Sus discos CBS, más que "Masterworks" parecen "Pupilworks". Su recital Liszt para la RCA es la ignominiosa visión de quien no se percató (ni se lo hicieron notar) que ya no podía abordar ese repertorio. Su decadencia instrumental, como la de CORTOT, fue un punto sin retorno. Lo lamentable es que muchos compradores de discos y algunos críticos adocenados y poco afectos a la investigación retrospectiva, hagan un cuadro de Brailowsky por esos LPs y no por los viejos Polydors o HMV.

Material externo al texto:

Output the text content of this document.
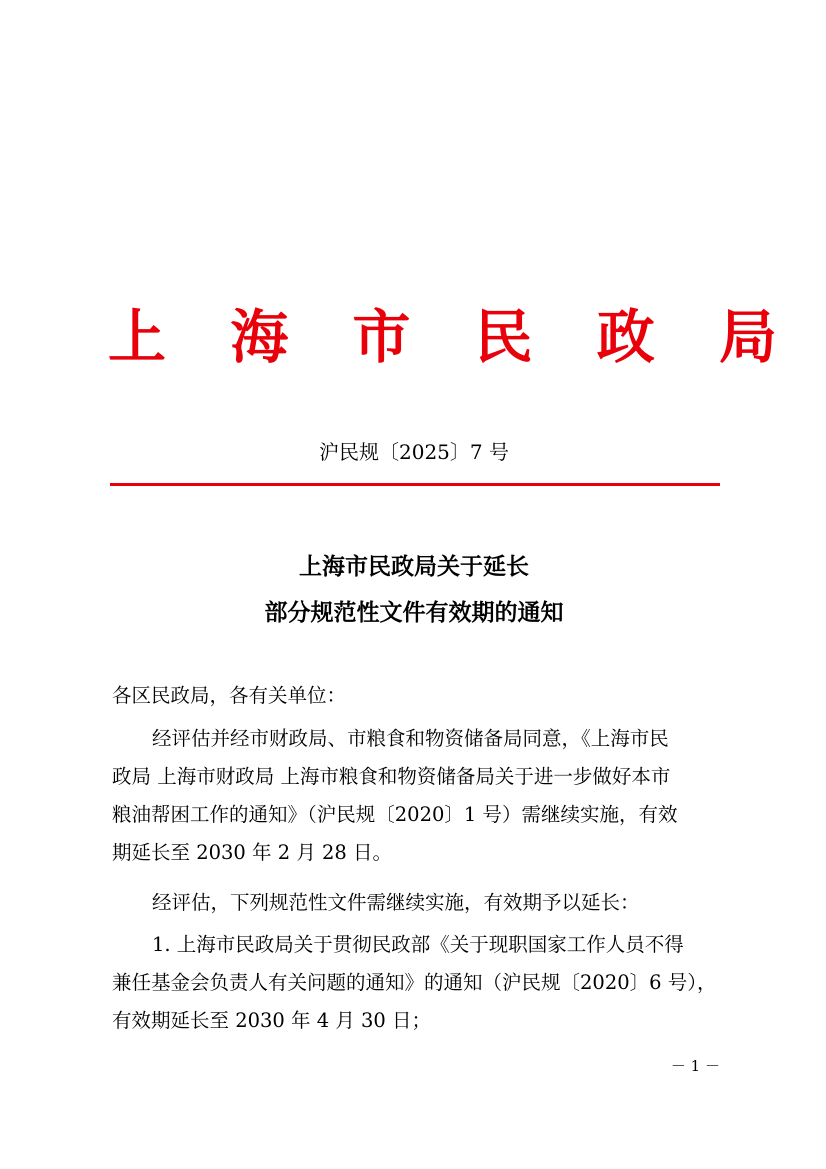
上 海 市 民 政 局
沪民规〔2025〕7 号
上海市民政局关于延长
部分规范性文件有效期的通知
各区民政局，各有关单位：
经评估并经市财政局、市粮食和物资储备局同意，《上海市民
政局 上海市财政局 上海市粮食和物资储备局关于进一步做好本市
粮油帮困工作的通知》（沪民规〔2020〕1 号）需继续实施，有效
期延长至 2030 年 2 月 28 日。
经评估，下列规范性文件需继续实施，有效期予以延长：
1. 上海市民政局关于贯彻民政部《关于现职国家工作人员不得
兼任基金会负责人有关问题的通知》的通知（沪民规〔2020〕6 号），
有效期延长至 2030 年 4 月 30 日；
－ 1 －
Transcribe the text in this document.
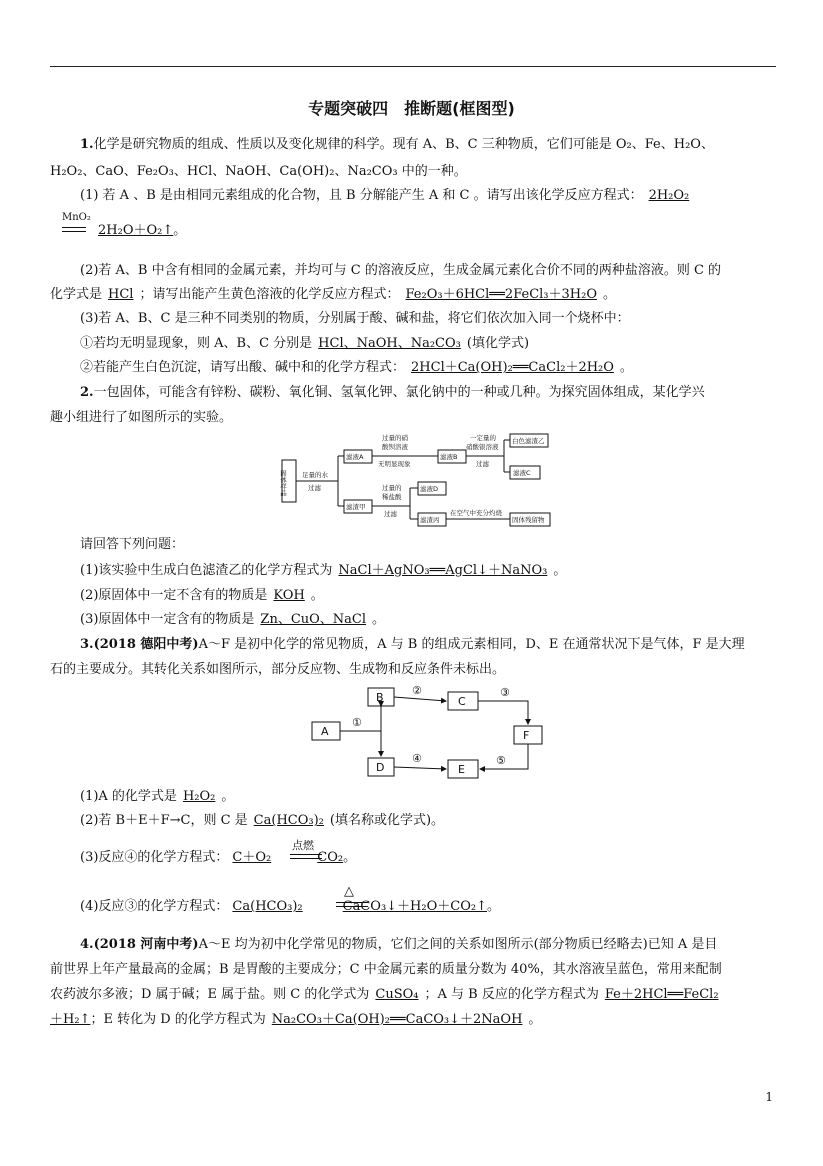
专题突破四　推断题(框图型)
1.化学是研究物质的组成、性质以及变化规律的科学。现有 A、B、C 三种物质，它们可能是 O₂、Fe、H₂O、
H₂O₂、CaO、Fe₂O₃、HCl、NaOH、Ca(OH)₂、Na₂CO₃ 中的一种。
(1) 若 A 、B 是由相同元素组成的化合物，且 B 分解能产生 A 和 C 。请写出该化学反应方程式： 2H₂O₂
MnO₂
2H₂O＋O₂↑。
(2)若 A、B 中含有相同的金属元素，并均可与 C 的溶液反应，生成金属元素化合价不同的两种盐溶液。则 C 的
化学式是 HCl ；请写出能产生黄色溶液的化学反应方程式： Fe₂O₃＋6HCl══2FeCl₃＋3H₂O 。
(3)若 A、B、C 是三种不同类别的物质，分别属于酸、碱和盐，将它们依次加入同一个烧杯中：
①若均无明显现象，则 A、B、C 分别是 HCl、NaOH、Na₂CO₃ (填化学式)
②若能产生白色沉淀，请写出酸、碱中和的化学方程式： 2HCl＋Ca(OH)₂══CaCl₂＋2H₂O 。
2.一包固体，可能含有锌粉、碳粉、氧化铜、氢氧化钾、氯化钠中的一种或几种。为探究固体组成，某化学兴
趣小组进行了如图所示的实验。
固体样品 足量的水
过滤
滤液A
过量的硝
酸钡溶液
无明显现象
滤液B
一定量的
硝酸银溶液
过滤
白色滤渣乙
滤液C
滤渣甲
过量的
稀盐酸
过滤
滤液D
滤渣丙
在空气中充分灼烧
固体残留物
请回答下列问题：
(1)该实验中生成白色滤渣乙的化学方程式为 NaCl＋AgNO₃══AgCl↓＋NaNO₃ 。
(2)原固体中一定不含有的物质是 KOH 。
(3)原固体中一定含有的物质是 Zn、CuO、NaCl 。
3.(2018 德阳中考)A～F 是初中化学的常见物质，A 与 B 的组成元素相同，D、E 在通常状况下是气体，F 是大理
石的主要成分。其转化关系如图所示，部分反应物、生成物和反应条件未标出。
A
B	C
F
D	E
①
②	③
④	⑤
(1)A 的化学式是 H₂O₂ 。
(2)若 B＋E＋F→C，则 C 是 Ca(HCO₃)₂ (填名称或化学式)。
点燃
(3)反应④的化学方程式： C＋O₂	CO₂。
△
(4)反应③的化学方程式： Ca(HCO₃)₂	CaCO₃↓＋H₂O＋CO₂↑。
4.(2018 河南中考)A～E 均为初中化学常见的物质，它们之间的关系如图所示(部分物质已经略去)已知 A 是目
前世界上年产量最高的金属；B 是胃酸的主要成分；C 中金属元素的质量分数为 40%，其水溶液呈蓝色，常用来配制
农药波尔多液；D 属于碱；E 属于盐。则 C 的化学式为 CuSO₄ ；A 与 B 反应的化学方程式为 Fe＋2HCl══FeCl₂
＋H₂↑；E 转化为 D 的化学方程式为 Na₂CO₃＋Ca(OH)₂══CaCO₃↓＋2NaOH 。
1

Así califican desaprensivamente a un grande, a una de las últimas ramas del piano romántico de nuestro siglo. Un grande al que nunca debieron permitirle empequeñecerse en tal magnitud...

6 comentarios:

Anónimo dijo...

Fecilito a los editores de ladansedepuck por el extraordinario contenido de este blog. Alicia Amalfi

La Danse de Puck dijo...

¡Gracias, Alicia! La incorporamos a nuestro mundo de los "recuerdos", que hoy sentimos como "necesidad" de nuestra vapuleada Cultura y Patria. Así como con lo malo, olvidar el pasado implica el peligro de reiterarlo, no recordar lo bueno conlleva el riesgo de no poder repetirlo.

Anónimo dijo...

Así es, ladansedepuck es un indispensable blog para los jóvenes de hoy, intérpretes y estudiosos de la música. Los Maestros, que fueron y son y seguirán siendo ejemplo, enseñan más que cualquier conservatorio. Una vez más, felicitaciones!! Alicia Amalfi

La Danse de Puck dijo...

Justamente hemos tenido en mente a la juventud, visto que existe una marcada carencia de afectos en sus propios maestros hacia los grandes, y siendo ellos responsables de acercarlos a este material. En algunos casos, hemos adjuntado algún archivo musical para descargar. En el Aniversario del nacimiento de Arturo Toscanini [publ. del 27-Marzo-2008] hay dos ensayos [Ballo y Otello], digitalizados de cintas por la Redacción y alojados en el servidor www.rapidshare.com para descargar en forma gratuita.

Ubeda dijo...

Yo poseo como un tesoro la integral de los valses de Chopin por Brailowsky grabada en RCA y no observo en ese disco decadencia alguna. Para mí es comparable, o mejor, que Rubinstein y Cía. ¿Usted sí ve "declive" en este gran disco?

La Danse de Puck dijo...

Hemos aludido al declive del pianista con el paso de los años sin mancillar su nombre. Compare, por ejemplo, la 2da Sonata de Chopin de Polydor con la de RCA; o la 3ª de HMV con RCA; o los valses de Polydor con los que Ud. cita y verá que Brailowsky se fue haciendo más rígido y más seco cuando entró en la era del LP. En cuanto a compararlo con Rubinstein, no nos parece demasiado procedente, pues tenían estéticas diferentes.